Procedendo su tali direttive, il percorso affianca opere d’arte, video, edizioni d’artista, documenti, manifesti, oggetti e tracce sonore.

Luigi Russolo, Intonarumori - Gracidatore (1914)

Per quanto riguarda il primo Novecento, accanto agli intonarumori, a fotografie, ai manifesti futuristi e a varie tracce sonore, si segnalano due acquarelli di Kandinskij legati alla musicalità e al ritmo, temi al centro anche di una complessa opera di Luigi Veronesi di oltre 5 metri di lunghezza dedicata a Karlheinz Stockhausen, uno dei padri della musica elettronica.

Anche le sperimentazioni del secondo Novecento affiancano opere talvolta complesse a fonti documentarie: così, accanto agli otto quadri che compongono Musica madre di Giuseppe Chiari (1972), troviamo una gustosa ricetta di questo musicista sperimentale (autore tra le altre cose di Metodo teorico e pratico per suonare rompendo, 1961) per eseguire un brano d’avanguardia: Eseguire un’opera sinfonica di autore noto. Non eseguire l’ultima nota.

Oppure, accanto a fotografie e vinili di John Cage, ecco un trittico di manifesti in omaggio al suo brano forse più emblematico, 4’33’’ (...di silenzio, n.d.r.), realizzato da Leonardo Sonnoli, uno dei massimi graphic designer italiani. A proposito di manifesti: ve n’è una serie che rimanda a musicisti e gruppi leggendari del rock, come i Doors, Jimi Hendrix e Janis Joplin, a evidenziare l’utilizzo del rumore anche all’interno della musica cosiddetta incolta.

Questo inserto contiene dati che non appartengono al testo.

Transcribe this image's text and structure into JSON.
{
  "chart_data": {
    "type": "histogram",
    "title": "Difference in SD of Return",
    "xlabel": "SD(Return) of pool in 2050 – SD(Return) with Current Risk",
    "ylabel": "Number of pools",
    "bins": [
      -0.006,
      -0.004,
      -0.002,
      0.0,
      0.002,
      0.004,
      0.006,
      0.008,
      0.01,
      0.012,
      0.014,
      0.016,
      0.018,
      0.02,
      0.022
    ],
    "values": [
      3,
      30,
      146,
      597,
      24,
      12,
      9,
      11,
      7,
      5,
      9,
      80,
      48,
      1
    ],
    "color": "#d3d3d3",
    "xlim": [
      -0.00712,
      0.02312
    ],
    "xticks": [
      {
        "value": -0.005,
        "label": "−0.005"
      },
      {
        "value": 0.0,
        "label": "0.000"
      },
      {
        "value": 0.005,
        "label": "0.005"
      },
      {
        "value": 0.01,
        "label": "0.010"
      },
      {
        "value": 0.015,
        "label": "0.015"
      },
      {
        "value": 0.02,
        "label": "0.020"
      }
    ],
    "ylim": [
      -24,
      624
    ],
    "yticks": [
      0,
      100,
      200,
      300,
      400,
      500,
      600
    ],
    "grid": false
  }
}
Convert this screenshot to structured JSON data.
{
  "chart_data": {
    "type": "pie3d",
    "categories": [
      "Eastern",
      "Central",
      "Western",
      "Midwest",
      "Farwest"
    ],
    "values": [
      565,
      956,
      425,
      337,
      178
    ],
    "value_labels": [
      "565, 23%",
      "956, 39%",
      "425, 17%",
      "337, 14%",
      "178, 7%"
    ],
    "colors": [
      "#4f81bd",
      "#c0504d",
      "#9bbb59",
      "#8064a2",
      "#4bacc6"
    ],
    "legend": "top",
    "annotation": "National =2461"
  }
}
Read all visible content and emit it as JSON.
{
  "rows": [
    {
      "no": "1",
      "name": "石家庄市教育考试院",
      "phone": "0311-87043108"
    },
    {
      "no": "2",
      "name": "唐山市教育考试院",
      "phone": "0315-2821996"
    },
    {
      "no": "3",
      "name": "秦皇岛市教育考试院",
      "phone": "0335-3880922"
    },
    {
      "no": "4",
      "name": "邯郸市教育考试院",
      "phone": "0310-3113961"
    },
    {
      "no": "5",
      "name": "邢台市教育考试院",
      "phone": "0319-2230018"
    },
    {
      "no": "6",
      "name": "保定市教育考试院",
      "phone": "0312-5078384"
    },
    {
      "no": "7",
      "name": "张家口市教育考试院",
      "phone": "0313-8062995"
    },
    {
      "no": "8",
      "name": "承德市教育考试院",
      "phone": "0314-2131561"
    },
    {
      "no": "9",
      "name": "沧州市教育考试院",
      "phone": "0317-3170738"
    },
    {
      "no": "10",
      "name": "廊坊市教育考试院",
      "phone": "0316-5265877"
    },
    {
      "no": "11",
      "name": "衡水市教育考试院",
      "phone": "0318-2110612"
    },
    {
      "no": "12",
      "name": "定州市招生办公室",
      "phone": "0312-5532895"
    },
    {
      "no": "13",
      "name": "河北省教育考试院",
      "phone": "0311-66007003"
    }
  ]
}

L’armonia, dunque, fatta a pezzi, come nell’opera Steinway del trentino Jacopo Mazzonelli, ove la sagoma di un pianoforte risulta composta da lettere metalliche che richiamano quelle utilizzate per le lapidi funebri, metafora della morte della classicità musicale; oppure negli spartiti reinventati in chiave verbovisuale da Annalisa Aloatti, Tomas Rajlich o Luciano Ori, dove sul pentagramma troviamo note rovesciate, frammenti di altri spartiti oppure elementi vegetali, come alberi e arbusti.

Infine - quasi una mostra nella mostra - una sorta di Wunderkammer presenta bizzarri supporti musicali di gruppi rumoristi, alcuni con diretti riferimenti al futurismo musicale.

Tra le varie amenità, segnaliamo un vinile esagonale, uno dal profilo seghettato e uno del gruppo noise The Haters, da graffiare prima dell’ascolto, in modo da poter riprodurre sul giradischi il rumore causato da tale efferata azione.